Fig. 4.

Model of the mechanical control of cell fate switching. Mechanical forces generated by acto-myosin interactions within the cytoskeleton are resisted by integrin adhesions to the ECM, cadherin adhesions to neighboring cells and internal cytoskeletal struts (e.g. microtubules and cross-linked actin bundles as in filopodia), thereby establishing a tensional prestress that stabilizes cell and tissue structure through a tensegrity mechanism (reviewed by Ingber, 2006). Alterations in the mechanical forces that are balanced between the ECM, neighboring cells and opposing cytoskeletal elements modulate intracellular biochemistry and gene expression (Ingber, 2006; Stamenovic and Ingber, 2009). Molecules involved in cytoskeletal tension generation, including actin, myosin II, Rho, ROCK and the Rho modulator p190RhoGAP, play a central role in this form of mechanical signaling.
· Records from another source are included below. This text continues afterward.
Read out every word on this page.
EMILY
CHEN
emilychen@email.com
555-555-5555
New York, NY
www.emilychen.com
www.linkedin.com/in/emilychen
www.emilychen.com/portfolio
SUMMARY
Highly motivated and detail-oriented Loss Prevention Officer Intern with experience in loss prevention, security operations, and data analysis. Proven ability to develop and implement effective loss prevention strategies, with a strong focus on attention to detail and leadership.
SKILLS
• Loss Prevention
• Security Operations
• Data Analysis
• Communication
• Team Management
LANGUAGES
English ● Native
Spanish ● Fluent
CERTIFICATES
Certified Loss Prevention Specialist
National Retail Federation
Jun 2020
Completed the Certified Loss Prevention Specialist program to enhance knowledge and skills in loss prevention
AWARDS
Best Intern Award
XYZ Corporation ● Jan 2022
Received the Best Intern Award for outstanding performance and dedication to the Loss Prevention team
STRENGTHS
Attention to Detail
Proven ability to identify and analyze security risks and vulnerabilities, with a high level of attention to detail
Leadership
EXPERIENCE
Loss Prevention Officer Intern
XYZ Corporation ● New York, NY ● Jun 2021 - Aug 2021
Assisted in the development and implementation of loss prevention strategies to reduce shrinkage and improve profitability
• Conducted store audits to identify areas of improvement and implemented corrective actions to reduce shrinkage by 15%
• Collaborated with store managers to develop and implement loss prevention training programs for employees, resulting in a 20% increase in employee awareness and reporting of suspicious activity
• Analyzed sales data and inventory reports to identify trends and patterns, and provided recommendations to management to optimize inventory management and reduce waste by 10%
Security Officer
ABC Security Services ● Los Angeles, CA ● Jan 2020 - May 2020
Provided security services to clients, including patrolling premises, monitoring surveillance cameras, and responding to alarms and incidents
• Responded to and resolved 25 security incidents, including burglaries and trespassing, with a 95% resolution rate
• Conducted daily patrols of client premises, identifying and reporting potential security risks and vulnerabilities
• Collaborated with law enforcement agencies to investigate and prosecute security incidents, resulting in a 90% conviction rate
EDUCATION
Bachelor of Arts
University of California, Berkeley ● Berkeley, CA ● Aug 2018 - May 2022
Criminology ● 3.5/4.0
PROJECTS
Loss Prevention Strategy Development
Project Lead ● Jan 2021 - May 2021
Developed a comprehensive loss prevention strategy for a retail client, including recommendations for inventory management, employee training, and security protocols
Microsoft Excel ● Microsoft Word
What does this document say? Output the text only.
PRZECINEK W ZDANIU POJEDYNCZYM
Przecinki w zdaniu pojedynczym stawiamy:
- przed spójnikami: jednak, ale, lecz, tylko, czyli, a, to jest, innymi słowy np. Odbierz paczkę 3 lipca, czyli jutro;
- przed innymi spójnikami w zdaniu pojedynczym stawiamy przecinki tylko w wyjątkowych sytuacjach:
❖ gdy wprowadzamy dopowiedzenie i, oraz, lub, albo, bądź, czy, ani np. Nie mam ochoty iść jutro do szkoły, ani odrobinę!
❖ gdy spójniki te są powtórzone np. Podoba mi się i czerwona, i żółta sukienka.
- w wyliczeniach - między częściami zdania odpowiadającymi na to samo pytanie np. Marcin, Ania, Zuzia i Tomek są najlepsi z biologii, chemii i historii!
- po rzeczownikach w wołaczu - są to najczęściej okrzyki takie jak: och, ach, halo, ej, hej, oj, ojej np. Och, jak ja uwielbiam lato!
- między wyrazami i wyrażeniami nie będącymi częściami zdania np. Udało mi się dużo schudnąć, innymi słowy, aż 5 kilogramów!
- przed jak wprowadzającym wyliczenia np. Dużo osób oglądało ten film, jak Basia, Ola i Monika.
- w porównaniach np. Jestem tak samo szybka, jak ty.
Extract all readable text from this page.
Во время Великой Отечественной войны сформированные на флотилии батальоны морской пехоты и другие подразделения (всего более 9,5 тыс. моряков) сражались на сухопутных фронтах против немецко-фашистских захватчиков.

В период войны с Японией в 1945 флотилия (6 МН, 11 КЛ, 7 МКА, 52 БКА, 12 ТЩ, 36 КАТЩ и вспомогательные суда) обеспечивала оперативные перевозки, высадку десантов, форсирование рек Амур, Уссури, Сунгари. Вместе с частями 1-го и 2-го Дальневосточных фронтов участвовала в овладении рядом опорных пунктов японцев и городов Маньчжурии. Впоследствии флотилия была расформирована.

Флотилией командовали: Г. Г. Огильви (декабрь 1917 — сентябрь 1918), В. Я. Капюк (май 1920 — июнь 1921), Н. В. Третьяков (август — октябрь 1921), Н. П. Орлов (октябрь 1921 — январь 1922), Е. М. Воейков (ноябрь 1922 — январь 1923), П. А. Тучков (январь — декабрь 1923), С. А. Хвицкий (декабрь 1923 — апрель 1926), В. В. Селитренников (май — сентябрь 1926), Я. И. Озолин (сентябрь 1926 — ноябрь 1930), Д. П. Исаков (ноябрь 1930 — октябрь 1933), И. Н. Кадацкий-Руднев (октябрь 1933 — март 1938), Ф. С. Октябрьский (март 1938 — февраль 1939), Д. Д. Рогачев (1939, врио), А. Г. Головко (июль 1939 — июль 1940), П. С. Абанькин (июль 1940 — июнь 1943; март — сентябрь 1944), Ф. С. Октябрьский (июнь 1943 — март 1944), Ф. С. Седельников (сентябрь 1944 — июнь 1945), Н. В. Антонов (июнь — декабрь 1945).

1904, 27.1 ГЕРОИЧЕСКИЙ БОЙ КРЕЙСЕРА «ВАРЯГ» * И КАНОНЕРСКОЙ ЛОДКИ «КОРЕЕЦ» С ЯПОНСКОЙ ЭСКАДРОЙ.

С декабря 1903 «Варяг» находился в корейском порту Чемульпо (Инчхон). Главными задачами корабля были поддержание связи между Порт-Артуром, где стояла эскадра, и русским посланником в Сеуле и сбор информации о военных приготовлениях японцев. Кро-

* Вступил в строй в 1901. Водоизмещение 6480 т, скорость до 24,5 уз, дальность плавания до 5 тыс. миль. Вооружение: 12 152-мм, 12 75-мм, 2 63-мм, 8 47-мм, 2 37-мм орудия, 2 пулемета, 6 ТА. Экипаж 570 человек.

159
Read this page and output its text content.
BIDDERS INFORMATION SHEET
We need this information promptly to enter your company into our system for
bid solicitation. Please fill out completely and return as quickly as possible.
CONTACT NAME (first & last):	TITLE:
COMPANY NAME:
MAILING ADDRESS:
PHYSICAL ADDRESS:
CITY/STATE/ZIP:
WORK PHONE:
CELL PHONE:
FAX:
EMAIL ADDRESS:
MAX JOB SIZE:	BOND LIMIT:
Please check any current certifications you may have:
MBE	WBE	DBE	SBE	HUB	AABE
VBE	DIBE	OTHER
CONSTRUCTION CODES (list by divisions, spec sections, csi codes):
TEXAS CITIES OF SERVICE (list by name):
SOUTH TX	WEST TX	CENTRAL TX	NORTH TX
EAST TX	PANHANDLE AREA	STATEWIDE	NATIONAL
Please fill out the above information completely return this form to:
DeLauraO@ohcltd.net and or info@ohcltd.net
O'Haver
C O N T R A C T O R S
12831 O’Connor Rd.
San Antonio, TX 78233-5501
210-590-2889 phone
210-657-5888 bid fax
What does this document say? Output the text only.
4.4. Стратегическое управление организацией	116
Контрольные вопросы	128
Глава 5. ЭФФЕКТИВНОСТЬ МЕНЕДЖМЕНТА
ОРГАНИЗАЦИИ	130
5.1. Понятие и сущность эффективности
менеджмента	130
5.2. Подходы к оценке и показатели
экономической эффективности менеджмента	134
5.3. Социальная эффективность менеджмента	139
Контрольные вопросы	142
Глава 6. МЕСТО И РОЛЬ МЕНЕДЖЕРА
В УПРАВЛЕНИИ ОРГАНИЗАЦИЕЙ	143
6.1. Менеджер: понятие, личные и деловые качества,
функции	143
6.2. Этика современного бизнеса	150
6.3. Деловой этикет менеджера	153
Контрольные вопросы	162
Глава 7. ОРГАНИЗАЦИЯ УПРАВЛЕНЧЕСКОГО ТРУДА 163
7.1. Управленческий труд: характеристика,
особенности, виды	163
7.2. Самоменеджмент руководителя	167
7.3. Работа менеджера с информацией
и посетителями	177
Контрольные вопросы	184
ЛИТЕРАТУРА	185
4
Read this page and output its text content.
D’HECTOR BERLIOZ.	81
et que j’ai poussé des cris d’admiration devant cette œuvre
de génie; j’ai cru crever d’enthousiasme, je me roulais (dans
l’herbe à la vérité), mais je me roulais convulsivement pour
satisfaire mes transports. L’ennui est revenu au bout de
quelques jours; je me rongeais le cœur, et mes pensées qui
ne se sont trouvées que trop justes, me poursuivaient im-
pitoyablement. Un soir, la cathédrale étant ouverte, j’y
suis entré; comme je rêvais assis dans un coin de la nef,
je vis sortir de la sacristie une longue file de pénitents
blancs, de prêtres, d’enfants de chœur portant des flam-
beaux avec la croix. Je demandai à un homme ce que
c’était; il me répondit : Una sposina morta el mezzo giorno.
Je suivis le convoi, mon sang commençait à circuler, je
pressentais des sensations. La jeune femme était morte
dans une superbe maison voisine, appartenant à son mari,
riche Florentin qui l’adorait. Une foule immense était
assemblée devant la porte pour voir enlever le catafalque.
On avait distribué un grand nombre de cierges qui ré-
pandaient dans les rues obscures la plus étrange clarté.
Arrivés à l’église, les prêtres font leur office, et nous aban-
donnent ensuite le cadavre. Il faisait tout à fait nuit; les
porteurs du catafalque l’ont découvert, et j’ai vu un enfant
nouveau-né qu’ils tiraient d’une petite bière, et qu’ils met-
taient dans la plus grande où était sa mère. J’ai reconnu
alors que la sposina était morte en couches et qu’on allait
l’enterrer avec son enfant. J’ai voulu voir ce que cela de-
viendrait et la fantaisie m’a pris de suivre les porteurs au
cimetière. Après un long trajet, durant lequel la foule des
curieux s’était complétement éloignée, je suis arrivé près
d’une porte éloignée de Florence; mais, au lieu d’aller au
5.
External forces (e.g. fluid shear stress) also can modulate gene transcription, for example through changes in nitric oxide (NO) signaling. The binding of growth factors and ECM ligands to their respective cell surface receptors can alter cellular biochemistry and gene expression independently of changes in cell prestress or external forces; however, mechanical stresses govern the final biochemical response and determine cell fate (e.g. whether stem cells differentiate into bone, muscle, nerve, blood or other cells). Physical forces exerted on surface adhesion receptors are also transmitted directly to the nucleus along cytoskeletal filaments and molecules that connect the cytoskeleton to the nucleus, such as nesprin (Wang et al., 2009). Nuclear envelope molecules, such as lamin, stabilize nuclear architecture under mechanical strain, and defects in nuclear mechanical signaling can lead to developmental abnormalities.